Your work will bridge data engineering with applied machine learning, allowing you to manage data pipelines, design schemas, and deploy production services while implementing practical machine learning techniques, such as entity resolution and text classification, to refine data quality and enrich metadata.
About Us:
The Agentic Applications team at the Allen Institute for AI is dedicated to building robust, open-source systems that facilitate scientific discovery and large-scale AI research. We focus on developing high-quality structured datasets, integrating diverse content types, and enabling applications for search, citation analysis, and model training. Our team emphasizes strong engineering practices and close collaboration with Ai2’s product and research organizations to deliver tools and infrastructure utilized by millions of researchers and developers around the globe.
Your Responsibilities:
- Enhance the coverage and quality of the Semantic Scholar corpus, including academic papers, patents, and specialized datasets.
- Develop and maintain scalable data pipelines for corpus integration, citation resolution, and metadata enhancement.

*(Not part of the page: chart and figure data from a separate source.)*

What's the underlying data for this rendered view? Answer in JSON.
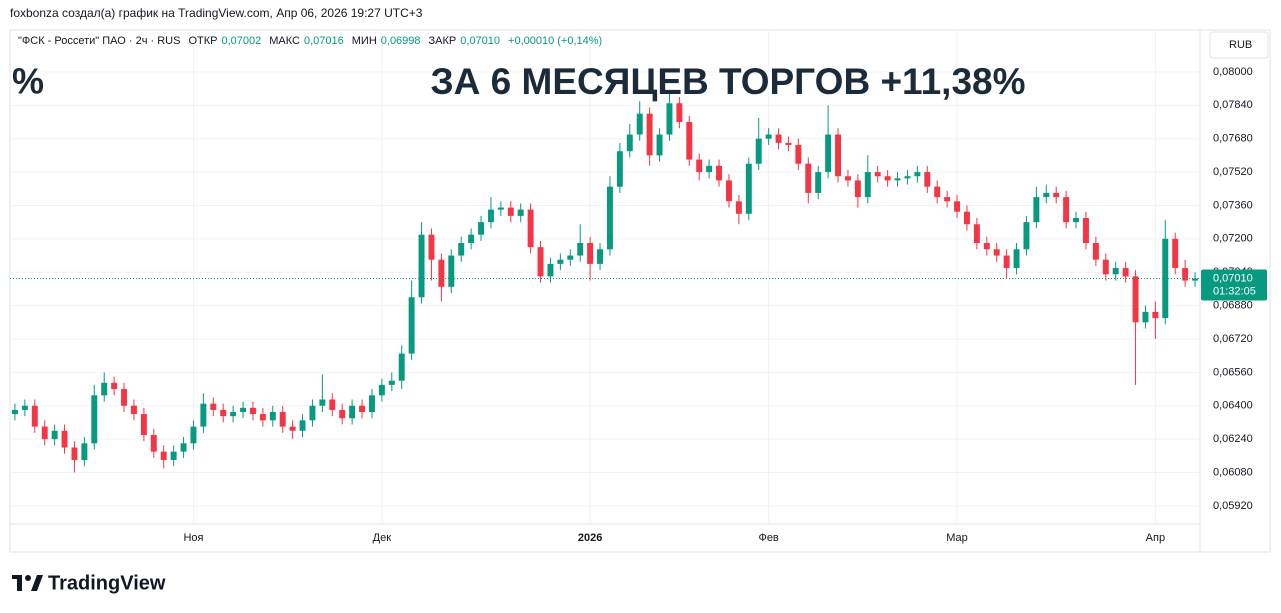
{
  "header": {
    "text": "foxbonza создал(а) график на TradingView.com, Апр 06, 2026 19:27 UTC+3"
  },
  "legend": {
    "symbol": "\"ФСК - Россети\" ПАО · 2ч · RUS",
    "open_label": "ОТКР",
    "open": "0,07002",
    "high_label": "МАКС",
    "high": "0,07016",
    "low_label": "МИН",
    "low": "0,06998",
    "close_label": "ЗАКР",
    "close": "0,07010",
    "change": "+0,00010 (+0,14%)"
  },
  "overlay": {
    "title": "ЗА 6 МЕСЯЦЕВ ТОРГОВ +11,38%",
    "left_mark": "%"
  },
  "currency": "RUB",
  "logo": "TradingView",
  "chart_data": {
    "type": "candlestick",
    "up_color": "#089981",
    "down_color": "#f23645",
    "grid": true,
    "last_price": {
      "value": 0.0701,
      "label": "0,07010"
    },
    "countdown": "01:32:05",
    "xlim": [
      -0.5,
      119.5
    ],
    "xticks": [
      {
        "value": 18,
        "label": "Ноя"
      },
      {
        "value": 37,
        "label": "Дек"
      },
      {
        "value": 58,
        "label": "2026"
      },
      {
        "value": 76,
        "label": "Фев"
      },
      {
        "value": 95,
        "label": "Мар"
      },
      {
        "value": 115,
        "label": "Апр"
      }
    ],
    "ylim": [
      0.05699,
      0.08201
    ],
    "yticks": [
      {
        "value": 0.08,
        "label": "0,08000"
      },
      {
        "value": 0.0784,
        "label": "0,07840"
      },
      {
        "value": 0.0768,
        "label": "0,07680"
      },
      {
        "value": 0.0752,
        "label": "0,07520"
      },
      {
        "value": 0.0736,
        "label": "0,07360"
      },
      {
        "value": 0.072,
        "label": "0,07200"
      },
      {
        "value": 0.0704,
        "label": "0,07040"
      },
      {
        "value": 0.0688,
        "label": "0,06880"
      },
      {
        "value": 0.0672,
        "label": "0,06720"
      },
      {
        "value": 0.0656,
        "label": "0,06560"
      },
      {
        "value": 0.064,
        "label": "0,06400"
      },
      {
        "value": 0.0624,
        "label": "0,06240"
      },
      {
        "value": 0.0608,
        "label": "0,06080"
      },
      {
        "value": 0.0592,
        "label": "0,05920"
      }
    ],
    "open": [
      0.0636,
      0.0638,
      0.064,
      0.063,
      0.0624,
      0.0628,
      0.062,
      0.0614,
      0.0622,
      0.0645,
      0.0651,
      0.0648,
      0.064,
      0.0636,
      0.0626,
      0.0618,
      0.0614,
      0.0618,
      0.0622,
      0.063,
      0.0641,
      0.0638,
      0.0635,
      0.0637,
      0.0639,
      0.0636,
      0.0633,
      0.0637,
      0.063,
      0.0628,
      0.0633,
      0.064,
      0.0643,
      0.0638,
      0.0634,
      0.064,
      0.0637,
      0.0645,
      0.065,
      0.0652,
      0.0665,
      0.0692,
      0.0722,
      0.071,
      0.0697,
      0.0712,
      0.0718,
      0.0722,
      0.0728,
      0.0734,
      0.0735,
      0.0731,
      0.0734,
      0.0716,
      0.0702,
      0.0708,
      0.071,
      0.0712,
      0.0718,
      0.0708,
      0.0715,
      0.0745,
      0.0762,
      0.077,
      0.078,
      0.076,
      0.077,
      0.0785,
      0.0776,
      0.0758,
      0.0752,
      0.0755,
      0.0748,
      0.0738,
      0.0732,
      0.0756,
      0.0768,
      0.077,
      0.0766,
      0.0765,
      0.0756,
      0.0742,
      0.0752,
      0.077,
      0.075,
      0.0748,
      0.074,
      0.0752,
      0.075,
      0.0748,
      0.0749,
      0.075,
      0.0752,
      0.0745,
      0.074,
      0.0738,
      0.0733,
      0.0727,
      0.0718,
      0.0715,
      0.0712,
      0.0706,
      0.0715,
      0.0728,
      0.074,
      0.0742,
      0.074,
      0.0728,
      0.073,
      0.0718,
      0.071,
      0.0703,
      0.0706,
      0.0702,
      0.068,
      0.0685,
      0.0682,
      0.072,
      0.0706,
      0.07
    ],
    "high": [
      0.0641,
      0.0643,
      0.0643,
      0.0633,
      0.0631,
      0.0631,
      0.0623,
      0.0625,
      0.065,
      0.0656,
      0.0654,
      0.0651,
      0.0643,
      0.0639,
      0.0629,
      0.0621,
      0.0621,
      0.0625,
      0.0633,
      0.0646,
      0.0644,
      0.0641,
      0.064,
      0.0642,
      0.0642,
      0.0639,
      0.064,
      0.064,
      0.0633,
      0.0636,
      0.0643,
      0.0655,
      0.0646,
      0.0641,
      0.0643,
      0.0643,
      0.0648,
      0.0653,
      0.0656,
      0.0669,
      0.07,
      0.0728,
      0.0725,
      0.0713,
      0.0715,
      0.0721,
      0.0725,
      0.0731,
      0.074,
      0.0738,
      0.0738,
      0.0737,
      0.0737,
      0.0719,
      0.0711,
      0.0713,
      0.0715,
      0.0727,
      0.0721,
      0.0718,
      0.075,
      0.0766,
      0.0775,
      0.0786,
      0.0783,
      0.0773,
      0.079,
      0.0788,
      0.0779,
      0.0761,
      0.0758,
      0.0758,
      0.0751,
      0.0741,
      0.0759,
      0.0778,
      0.0773,
      0.0773,
      0.0769,
      0.0768,
      0.0759,
      0.0755,
      0.0784,
      0.0773,
      0.0753,
      0.0751,
      0.076,
      0.0755,
      0.0753,
      0.0752,
      0.0753,
      0.0755,
      0.0755,
      0.0748,
      0.0743,
      0.0741,
      0.0736,
      0.073,
      0.0721,
      0.0718,
      0.0715,
      0.0718,
      0.0731,
      0.0745,
      0.0746,
      0.0745,
      0.0743,
      0.0733,
      0.0733,
      0.0721,
      0.0713,
      0.0709,
      0.0709,
      0.0705,
      0.0688,
      0.069,
      0.0729,
      0.0723,
      0.071,
      0.0704
    ],
    "low": [
      0.0633,
      0.0635,
      0.0627,
      0.0621,
      0.0621,
      0.0617,
      0.0608,
      0.0611,
      0.0619,
      0.0642,
      0.0645,
      0.0637,
      0.0633,
      0.0623,
      0.0615,
      0.061,
      0.0611,
      0.0615,
      0.0619,
      0.0627,
      0.0635,
      0.0632,
      0.0632,
      0.0634,
      0.0633,
      0.063,
      0.063,
      0.0627,
      0.0624,
      0.0625,
      0.063,
      0.0637,
      0.0635,
      0.0631,
      0.0631,
      0.0634,
      0.0634,
      0.0642,
      0.0647,
      0.0648,
      0.0662,
      0.0689,
      0.07,
      0.069,
      0.0694,
      0.0709,
      0.0715,
      0.0719,
      0.0725,
      0.0731,
      0.0728,
      0.0728,
      0.0713,
      0.0699,
      0.0699,
      0.0705,
      0.0707,
      0.0709,
      0.07,
      0.0705,
      0.0712,
      0.0742,
      0.0759,
      0.0767,
      0.0755,
      0.0757,
      0.0767,
      0.0773,
      0.0755,
      0.0748,
      0.0749,
      0.0745,
      0.0735,
      0.0727,
      0.0729,
      0.0753,
      0.0765,
      0.0763,
      0.0762,
      0.0753,
      0.0737,
      0.0739,
      0.0749,
      0.0747,
      0.0745,
      0.0735,
      0.0737,
      0.0747,
      0.0745,
      0.0745,
      0.0746,
      0.0747,
      0.0742,
      0.0737,
      0.0735,
      0.073,
      0.0724,
      0.0715,
      0.0712,
      0.0709,
      0.0701,
      0.0703,
      0.0712,
      0.0725,
      0.0737,
      0.0737,
      0.0725,
      0.0725,
      0.0715,
      0.0707,
      0.07,
      0.07,
      0.0699,
      0.065,
      0.0677,
      0.0672,
      0.0679,
      0.0703,
      0.0697,
      0.0697
    ],
    "close": [
      0.0638,
      0.064,
      0.063,
      0.0624,
      0.0628,
      0.062,
      0.0614,
      0.0622,
      0.0645,
      0.0651,
      0.0648,
      0.064,
      0.0636,
      0.0626,
      0.0618,
      0.0614,
      0.0618,
      0.0622,
      0.063,
      0.0641,
      0.0638,
      0.0635,
      0.0637,
      0.0639,
      0.0636,
      0.0633,
      0.0637,
      0.063,
      0.0628,
      0.0633,
      0.064,
      0.0643,
      0.0638,
      0.0634,
      0.064,
      0.0637,
      0.0645,
      0.065,
      0.0652,
      0.0665,
      0.0692,
      0.0722,
      0.071,
      0.0697,
      0.0712,
      0.0718,
      0.0722,
      0.0728,
      0.0734,
      0.0735,
      0.0731,
      0.0734,
      0.0716,
      0.0702,
      0.0708,
      0.071,
      0.0712,
      0.0718,
      0.0708,
      0.0715,
      0.0745,
      0.0762,
      0.077,
      0.078,
      0.076,
      0.077,
      0.0785,
      0.0776,
      0.0758,
      0.0752,
      0.0755,
      0.0748,
      0.0738,
      0.0732,
      0.0756,
      0.0768,
      0.077,
      0.0766,
      0.0765,
      0.0756,
      0.0742,
      0.0752,
      0.077,
      0.075,
      0.0748,
      0.074,
      0.0752,
      0.075,
      0.0748,
      0.0749,
      0.075,
      0.0752,
      0.0745,
      0.074,
      0.0738,
      0.0733,
      0.0727,
      0.0718,
      0.0715,
      0.0712,
      0.0706,
      0.0715,
      0.0728,
      0.074,
      0.0742,
      0.074,
      0.0728,
      0.073,
      0.0718,
      0.071,
      0.0703,
      0.0706,
      0.0702,
      0.068,
      0.0685,
      0.0682,
      0.072,
      0.0706,
      0.07,
      0.0701
    ]
  }
}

- Implement and launch machine learning models for tasks such as entity disambiguation, author linking, and topic classification.
- Design and improve APIs that provide structured scholarly data for academic researchers and AI workflows.
- Contribute to the development of dashboards and tools that assess data quality and model performance.
- Work collaboratively with engineering and research teams to ensure code maintainability, test coverage, and reliable deployment.